Ortadoğu’da Müslüman toplumların başına çorap ören, onları vatanından koparan, mülteci durumuna düşüren, diğer ülkeleri de bu düzensiz göç olayı ile dize getirmeye çalışan büyük zalime, büyük şeytana neden kimse bir şey diyemiyor.
                       
Ortadoğu’da Müslüman ülkelerin yer altı zenginliklerine sahip olmak için, ülkeler arasında her türlü fitneyi sokan bunları birbirine bırakan ve bunların gözyaşı ve kanıyla besleyen bu zalime neden kimse dur diyemiyor?  
                        
Çünkü bu ülkelerde bulunan Müslümanlar, Müslümanlığın içini boşaltmışlar.

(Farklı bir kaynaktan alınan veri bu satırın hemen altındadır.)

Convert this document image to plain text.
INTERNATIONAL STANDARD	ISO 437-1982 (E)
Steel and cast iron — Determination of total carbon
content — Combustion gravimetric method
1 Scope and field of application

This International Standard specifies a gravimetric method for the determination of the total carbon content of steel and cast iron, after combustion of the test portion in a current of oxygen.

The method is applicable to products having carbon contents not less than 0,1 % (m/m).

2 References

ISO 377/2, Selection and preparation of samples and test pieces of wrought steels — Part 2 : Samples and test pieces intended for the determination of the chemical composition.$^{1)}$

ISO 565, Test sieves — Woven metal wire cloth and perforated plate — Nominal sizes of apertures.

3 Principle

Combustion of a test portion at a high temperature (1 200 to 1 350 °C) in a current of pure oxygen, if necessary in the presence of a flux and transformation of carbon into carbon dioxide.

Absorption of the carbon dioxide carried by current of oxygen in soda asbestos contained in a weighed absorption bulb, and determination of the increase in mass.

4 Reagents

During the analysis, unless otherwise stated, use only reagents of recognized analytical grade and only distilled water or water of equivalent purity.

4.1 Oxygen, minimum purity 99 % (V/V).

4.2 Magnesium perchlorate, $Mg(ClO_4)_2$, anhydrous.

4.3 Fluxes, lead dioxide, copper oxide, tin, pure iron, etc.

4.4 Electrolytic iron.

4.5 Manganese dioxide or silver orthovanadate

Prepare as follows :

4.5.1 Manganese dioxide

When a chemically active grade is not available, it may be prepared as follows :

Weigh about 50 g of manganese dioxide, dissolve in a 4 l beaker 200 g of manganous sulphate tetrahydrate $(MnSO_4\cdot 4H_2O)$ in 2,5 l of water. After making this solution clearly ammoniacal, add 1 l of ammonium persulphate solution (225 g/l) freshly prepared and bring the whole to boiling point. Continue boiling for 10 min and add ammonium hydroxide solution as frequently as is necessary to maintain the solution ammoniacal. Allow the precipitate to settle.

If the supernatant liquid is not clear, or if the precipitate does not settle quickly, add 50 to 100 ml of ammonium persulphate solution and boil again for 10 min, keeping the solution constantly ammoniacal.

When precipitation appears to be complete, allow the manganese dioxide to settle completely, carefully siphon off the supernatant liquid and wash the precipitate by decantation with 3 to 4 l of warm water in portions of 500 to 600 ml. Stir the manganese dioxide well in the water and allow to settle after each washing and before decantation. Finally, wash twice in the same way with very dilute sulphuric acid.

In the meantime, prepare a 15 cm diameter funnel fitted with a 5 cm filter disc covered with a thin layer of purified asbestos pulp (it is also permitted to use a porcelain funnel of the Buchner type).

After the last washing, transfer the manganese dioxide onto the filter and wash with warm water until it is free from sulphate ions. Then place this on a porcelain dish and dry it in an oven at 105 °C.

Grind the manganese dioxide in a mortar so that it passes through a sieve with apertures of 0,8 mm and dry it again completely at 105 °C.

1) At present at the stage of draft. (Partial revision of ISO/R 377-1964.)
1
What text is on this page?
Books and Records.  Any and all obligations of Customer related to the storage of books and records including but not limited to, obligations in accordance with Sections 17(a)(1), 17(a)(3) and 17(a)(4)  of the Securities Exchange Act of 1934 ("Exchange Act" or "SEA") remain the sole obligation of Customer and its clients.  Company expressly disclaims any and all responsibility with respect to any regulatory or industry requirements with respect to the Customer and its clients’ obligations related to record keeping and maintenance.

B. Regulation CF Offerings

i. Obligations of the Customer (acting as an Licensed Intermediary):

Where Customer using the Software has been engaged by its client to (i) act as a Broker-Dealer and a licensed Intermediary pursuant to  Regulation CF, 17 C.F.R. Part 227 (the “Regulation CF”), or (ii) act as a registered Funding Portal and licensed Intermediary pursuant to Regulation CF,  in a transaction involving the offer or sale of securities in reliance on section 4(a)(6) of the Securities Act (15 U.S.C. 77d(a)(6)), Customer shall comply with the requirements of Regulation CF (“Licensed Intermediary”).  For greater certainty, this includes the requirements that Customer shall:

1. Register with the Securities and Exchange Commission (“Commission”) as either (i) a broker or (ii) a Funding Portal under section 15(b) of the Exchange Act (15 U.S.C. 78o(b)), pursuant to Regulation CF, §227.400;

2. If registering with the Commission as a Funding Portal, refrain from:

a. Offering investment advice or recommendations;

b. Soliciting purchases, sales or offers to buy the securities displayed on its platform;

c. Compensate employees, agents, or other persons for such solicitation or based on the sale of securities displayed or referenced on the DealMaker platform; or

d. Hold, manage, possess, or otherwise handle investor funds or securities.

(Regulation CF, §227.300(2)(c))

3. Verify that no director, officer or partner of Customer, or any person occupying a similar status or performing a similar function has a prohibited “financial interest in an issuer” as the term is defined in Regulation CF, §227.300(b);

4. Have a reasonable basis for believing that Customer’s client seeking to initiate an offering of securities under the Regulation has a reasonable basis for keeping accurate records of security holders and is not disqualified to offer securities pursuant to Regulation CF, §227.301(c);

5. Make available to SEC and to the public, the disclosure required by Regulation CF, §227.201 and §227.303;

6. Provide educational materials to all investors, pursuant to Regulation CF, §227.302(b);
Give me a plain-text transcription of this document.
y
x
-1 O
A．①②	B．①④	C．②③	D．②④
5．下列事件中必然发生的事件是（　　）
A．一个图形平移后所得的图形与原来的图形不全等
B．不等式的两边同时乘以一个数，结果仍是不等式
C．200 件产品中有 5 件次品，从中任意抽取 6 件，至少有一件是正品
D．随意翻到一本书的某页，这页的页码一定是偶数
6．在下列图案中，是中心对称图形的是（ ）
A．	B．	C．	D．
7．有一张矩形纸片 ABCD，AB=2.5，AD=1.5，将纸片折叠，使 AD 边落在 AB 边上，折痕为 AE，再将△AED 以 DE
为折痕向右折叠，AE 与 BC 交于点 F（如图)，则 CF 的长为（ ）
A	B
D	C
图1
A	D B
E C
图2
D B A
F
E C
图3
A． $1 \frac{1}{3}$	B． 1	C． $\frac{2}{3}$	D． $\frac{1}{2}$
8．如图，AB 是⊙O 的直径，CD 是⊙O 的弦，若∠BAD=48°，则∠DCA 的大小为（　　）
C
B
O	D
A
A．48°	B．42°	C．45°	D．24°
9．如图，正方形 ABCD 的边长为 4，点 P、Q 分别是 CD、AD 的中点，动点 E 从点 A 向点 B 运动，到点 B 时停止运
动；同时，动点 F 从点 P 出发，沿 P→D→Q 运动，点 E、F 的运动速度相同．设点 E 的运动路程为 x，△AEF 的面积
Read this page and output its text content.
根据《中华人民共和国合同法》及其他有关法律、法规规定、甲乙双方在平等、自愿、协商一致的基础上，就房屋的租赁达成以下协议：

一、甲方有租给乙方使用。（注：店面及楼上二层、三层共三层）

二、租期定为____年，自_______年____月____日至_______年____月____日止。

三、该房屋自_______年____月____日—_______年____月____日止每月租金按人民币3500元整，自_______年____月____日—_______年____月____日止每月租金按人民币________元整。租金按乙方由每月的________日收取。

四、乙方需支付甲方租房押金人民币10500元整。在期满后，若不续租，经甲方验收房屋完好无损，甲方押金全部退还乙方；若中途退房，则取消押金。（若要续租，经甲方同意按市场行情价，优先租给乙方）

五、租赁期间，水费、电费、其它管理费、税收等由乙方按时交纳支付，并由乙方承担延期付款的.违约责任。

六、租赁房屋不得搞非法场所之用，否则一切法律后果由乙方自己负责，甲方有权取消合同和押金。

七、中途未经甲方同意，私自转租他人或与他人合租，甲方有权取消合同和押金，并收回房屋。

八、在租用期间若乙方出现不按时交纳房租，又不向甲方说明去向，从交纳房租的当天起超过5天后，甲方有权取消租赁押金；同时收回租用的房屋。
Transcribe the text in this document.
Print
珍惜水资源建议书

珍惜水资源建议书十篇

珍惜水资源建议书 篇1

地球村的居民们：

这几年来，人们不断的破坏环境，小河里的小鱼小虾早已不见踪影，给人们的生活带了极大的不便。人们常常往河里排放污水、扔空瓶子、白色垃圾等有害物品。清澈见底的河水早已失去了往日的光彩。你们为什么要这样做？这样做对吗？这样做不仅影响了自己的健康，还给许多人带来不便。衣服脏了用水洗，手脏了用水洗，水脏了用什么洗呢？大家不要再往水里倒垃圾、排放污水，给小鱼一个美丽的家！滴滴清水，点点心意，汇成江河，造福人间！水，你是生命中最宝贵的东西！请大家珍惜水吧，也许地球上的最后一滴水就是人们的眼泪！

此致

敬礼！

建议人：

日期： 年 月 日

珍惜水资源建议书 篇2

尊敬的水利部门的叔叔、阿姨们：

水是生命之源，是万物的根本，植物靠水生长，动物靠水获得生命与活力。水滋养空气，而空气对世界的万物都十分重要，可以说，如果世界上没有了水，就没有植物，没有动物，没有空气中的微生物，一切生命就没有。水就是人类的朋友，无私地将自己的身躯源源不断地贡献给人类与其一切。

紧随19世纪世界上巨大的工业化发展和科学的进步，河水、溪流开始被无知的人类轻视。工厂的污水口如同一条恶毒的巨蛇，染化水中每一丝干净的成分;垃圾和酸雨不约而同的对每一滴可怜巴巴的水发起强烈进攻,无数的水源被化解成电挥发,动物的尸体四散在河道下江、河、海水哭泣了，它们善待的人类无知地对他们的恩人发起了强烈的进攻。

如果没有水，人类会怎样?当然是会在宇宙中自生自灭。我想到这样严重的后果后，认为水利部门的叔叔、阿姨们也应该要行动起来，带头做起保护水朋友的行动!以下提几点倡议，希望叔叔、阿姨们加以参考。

Allah’a kul olmaktan ziyade kula ve güce kul olmayı başladılar. İslam’da ve dinde uzaklaşmayı medeniyet diye lanse ettiler. Bugün sözde Müslüman ülkeleri bunun acısını çekiyorlar.
                      
İslam’da uzaklaşan bu ülkeleri; ABD’ tarafından atanmasını sağladığı kişilerle birer eyaleti durumuna gelmişlerdir. Arap baharı dedikleri, yenidünya düzeni budur. İçi boşaltılmış bir İslam ülkesi, ama diğer taraftan ABD eyaleti olmuştur.
                        
Bugün Suudi Arabistan, Irak, Mısır, Libya hala düzene koyamadığı Suriye ve Afganistan’ da da taş üstüne taş bırakmadılar. ABD’nin zihniyeti ve aklı,  zincire vurulmuş köle ticaretinde kalmıştır. Aslında maskeyi çıkartılırsa o vahşeti yüzünde göreceksiniz. Harap ettiği ülkelerde ölen insanlar kurtulmuş sayılır, kalanlar ise psikolojik yönde çöküntüye uğramışlardır. Bunların mekân sorunları, barınma, yeme, giyinme, eğitim sorunları, kaldığı yerde uyum sağlama sorunları, bu sorunların sebebi; onları mülteci durumuna düşüren, kukla yönetimler ve onların ipleri elinde bulunduran zamanın firavunlarıdır.
                        
Hazırlanan şeytani planlarla Türkiye’yi de dize getirmeye çalışıyorlar. Bir taraftan göçle, Türkiye’nin sosyal yapısını bozmaya çalışırken diğer taraftan yaptığı pisliklerini temizleyen Türkiye iktidarına teşekkür edeceği yerde, daha çok avantaj koparmak içinde Muhalefetiyle de tehdit etmektedirler. Muhalefette sanki buna dünde hazırmış gibi bir durum arz etmekteler. Şeytanın planlarına vakıf olmadan kendilerini sualsız, sorgusuz onların kucağa atma hazırlığına girmişler.
                      
Bugün Türkiye’nin yapacağı şey, şu olmalıdır. Ortadoğu’daki insanların mülteci durumuna düşmesinde parmağı yoksa ABD’nin bu çirkin politikaların dünyanın başına bela ve Ortadoğu da binlerce insanların ölümüne ve mülteci durumuna düşmesine sebebiyet veren ABD’nin Müslüman ülkelerine karşı bu politikaları anlatılmalı, Müslüman ülkelerini harekete geçirecek çalışmalar yapılmalıdır. Avrupa’yı da İnsani yönde harekete geçirecek girişimlerde bulunmalı. Mülteciler lehine yeni politikalar üretilerek Türkiye’nin bu zor gündemden kurtulmasına vesile olacaktır. 
                        
Milli meselelerde İktidar ve muhalefet ülke için kafa yormalı, ülkenin lehine olacak fikirler üretmeli ve kararlar alınmalı, bu ülke ne yalnız iktidarın ve nede Muhalefetindir. Türkiye’nin güçlü ve bağımsız olmayı ve bağımsızlığını bu yol haritasıyla devam edebilecektir.  Bu zulmü yapanlar yanında kar kalırsa yeni zulümlerine devam edeceklerdir.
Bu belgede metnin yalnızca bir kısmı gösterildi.